Ballet is a unique experience in performance art, but what really takes it to its greatest heights is the musical score. It’s a bald but undeniable fact that the finest ballets are driven by the finest music. But finding composers who understood how to write for dance wasn’t always easy. Franklin follows ballet’s escape from the French court, its long-standing partnership with opera, and the first great scores by Gluck, Beethoven, Adolphe Adam, and Léo Delibes.

January 12   Tchaikovsky Changes Everything

Tchaikovsky declared, “I totally fail to understand how the expression ‘ballet music’ can be something disapproving!” He fought for his dance scores to be taken as seriously as his other works. His exquisite vision of fairytale beauty demanded an entirely new level of choreographic expression, and both dancers and choreographers struggled to match his dramatic sweep. By surveying the history of Swan Lake, The Nutcracker, and The Sleeping Beauty, Franklin offers insights into a new tradition of dance music that laid the groundwork for our richest ballet experiences today.

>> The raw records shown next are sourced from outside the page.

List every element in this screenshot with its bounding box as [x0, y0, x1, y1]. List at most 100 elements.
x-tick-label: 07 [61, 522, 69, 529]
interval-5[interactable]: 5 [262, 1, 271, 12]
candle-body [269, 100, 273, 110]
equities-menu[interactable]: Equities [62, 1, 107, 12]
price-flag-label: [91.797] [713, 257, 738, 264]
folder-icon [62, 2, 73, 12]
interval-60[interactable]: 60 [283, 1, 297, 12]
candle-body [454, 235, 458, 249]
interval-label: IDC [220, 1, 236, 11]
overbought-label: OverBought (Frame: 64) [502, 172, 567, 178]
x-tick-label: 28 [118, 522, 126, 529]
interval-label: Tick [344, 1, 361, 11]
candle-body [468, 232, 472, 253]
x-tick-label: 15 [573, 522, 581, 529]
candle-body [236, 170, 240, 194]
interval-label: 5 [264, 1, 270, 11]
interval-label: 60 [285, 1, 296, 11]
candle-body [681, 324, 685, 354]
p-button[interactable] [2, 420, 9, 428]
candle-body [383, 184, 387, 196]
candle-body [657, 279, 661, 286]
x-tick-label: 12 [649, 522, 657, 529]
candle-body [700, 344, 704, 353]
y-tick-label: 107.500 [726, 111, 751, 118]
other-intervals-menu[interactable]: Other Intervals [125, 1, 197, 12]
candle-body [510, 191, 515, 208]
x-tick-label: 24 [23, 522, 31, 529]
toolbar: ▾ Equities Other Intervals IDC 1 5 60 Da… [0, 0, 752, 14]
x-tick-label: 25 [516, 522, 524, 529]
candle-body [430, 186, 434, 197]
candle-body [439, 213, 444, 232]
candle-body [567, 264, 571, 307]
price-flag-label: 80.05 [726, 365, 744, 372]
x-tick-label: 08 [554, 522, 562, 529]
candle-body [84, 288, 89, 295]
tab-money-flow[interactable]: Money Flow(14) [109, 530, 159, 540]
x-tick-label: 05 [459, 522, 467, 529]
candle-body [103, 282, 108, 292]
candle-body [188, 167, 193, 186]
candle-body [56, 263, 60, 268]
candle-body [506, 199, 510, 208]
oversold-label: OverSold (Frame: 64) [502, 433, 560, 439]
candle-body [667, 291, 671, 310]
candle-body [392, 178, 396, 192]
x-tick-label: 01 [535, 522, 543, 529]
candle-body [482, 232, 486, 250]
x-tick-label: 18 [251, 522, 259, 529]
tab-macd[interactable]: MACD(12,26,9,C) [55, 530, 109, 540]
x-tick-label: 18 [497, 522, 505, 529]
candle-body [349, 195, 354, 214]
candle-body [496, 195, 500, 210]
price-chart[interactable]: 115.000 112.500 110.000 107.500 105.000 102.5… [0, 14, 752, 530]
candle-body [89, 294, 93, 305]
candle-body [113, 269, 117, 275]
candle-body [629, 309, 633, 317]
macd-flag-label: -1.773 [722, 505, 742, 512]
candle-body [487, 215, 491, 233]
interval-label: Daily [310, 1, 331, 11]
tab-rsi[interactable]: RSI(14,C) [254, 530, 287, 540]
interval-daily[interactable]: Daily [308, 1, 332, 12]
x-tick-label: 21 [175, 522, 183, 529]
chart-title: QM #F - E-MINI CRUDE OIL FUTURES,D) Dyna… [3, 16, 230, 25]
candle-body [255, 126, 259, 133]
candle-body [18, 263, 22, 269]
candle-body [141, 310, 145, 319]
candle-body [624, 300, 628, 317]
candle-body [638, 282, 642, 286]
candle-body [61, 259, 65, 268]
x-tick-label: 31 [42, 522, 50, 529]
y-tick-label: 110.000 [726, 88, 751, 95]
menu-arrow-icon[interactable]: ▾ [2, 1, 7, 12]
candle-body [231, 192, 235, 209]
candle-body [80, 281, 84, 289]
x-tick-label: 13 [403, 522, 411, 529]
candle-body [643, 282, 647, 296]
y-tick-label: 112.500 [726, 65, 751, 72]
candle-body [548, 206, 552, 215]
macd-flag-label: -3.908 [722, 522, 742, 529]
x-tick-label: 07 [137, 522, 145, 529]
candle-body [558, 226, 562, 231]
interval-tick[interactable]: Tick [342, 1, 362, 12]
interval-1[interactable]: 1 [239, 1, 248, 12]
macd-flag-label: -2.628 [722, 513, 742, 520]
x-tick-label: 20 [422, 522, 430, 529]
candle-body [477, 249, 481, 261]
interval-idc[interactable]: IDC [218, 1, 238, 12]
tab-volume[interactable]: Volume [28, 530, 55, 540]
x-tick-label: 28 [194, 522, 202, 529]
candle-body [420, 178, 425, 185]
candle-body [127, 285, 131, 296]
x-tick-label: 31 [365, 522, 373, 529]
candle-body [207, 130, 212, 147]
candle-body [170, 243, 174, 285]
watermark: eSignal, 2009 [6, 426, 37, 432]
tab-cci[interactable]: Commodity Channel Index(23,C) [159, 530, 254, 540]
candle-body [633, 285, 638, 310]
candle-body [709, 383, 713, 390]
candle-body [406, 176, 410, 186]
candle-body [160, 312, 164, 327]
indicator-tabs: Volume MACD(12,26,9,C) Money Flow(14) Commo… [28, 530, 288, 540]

January 19   Diaghilev, the Dream Weaver

He didn’t dance, choreograph, or compose, but nonetheless Serge Diaghilev was a ballet alchemist. From his command post in Paris he gathered extraordinary talents together from across the artistic universe to create new, epochal ballet events that would shape dance up until the present day. Despite stormy relationships with most of them, Diaghilev managed to persuade luminaries such as Ravel, Debussy, Manuel de Falla, Stravinsky, and Prokofiev to compose an unparalleled collection of scores for his legendary Ballets Russes.

January 26  Ballet’s Diaspora

The United States saw some of the finest ballet creations of the 20th century. Aaron Copland created scores of enormous beauty working with the great choreographers Agnes de Mille and Martha Graham, and jazz found its way naturally into masterpieces by Leonard Bernstein and Jerome Robbins. Franklin also looks at how choreographers such as Balanchine, Ashton, and MacMillan used classical music not originally composed for ballet.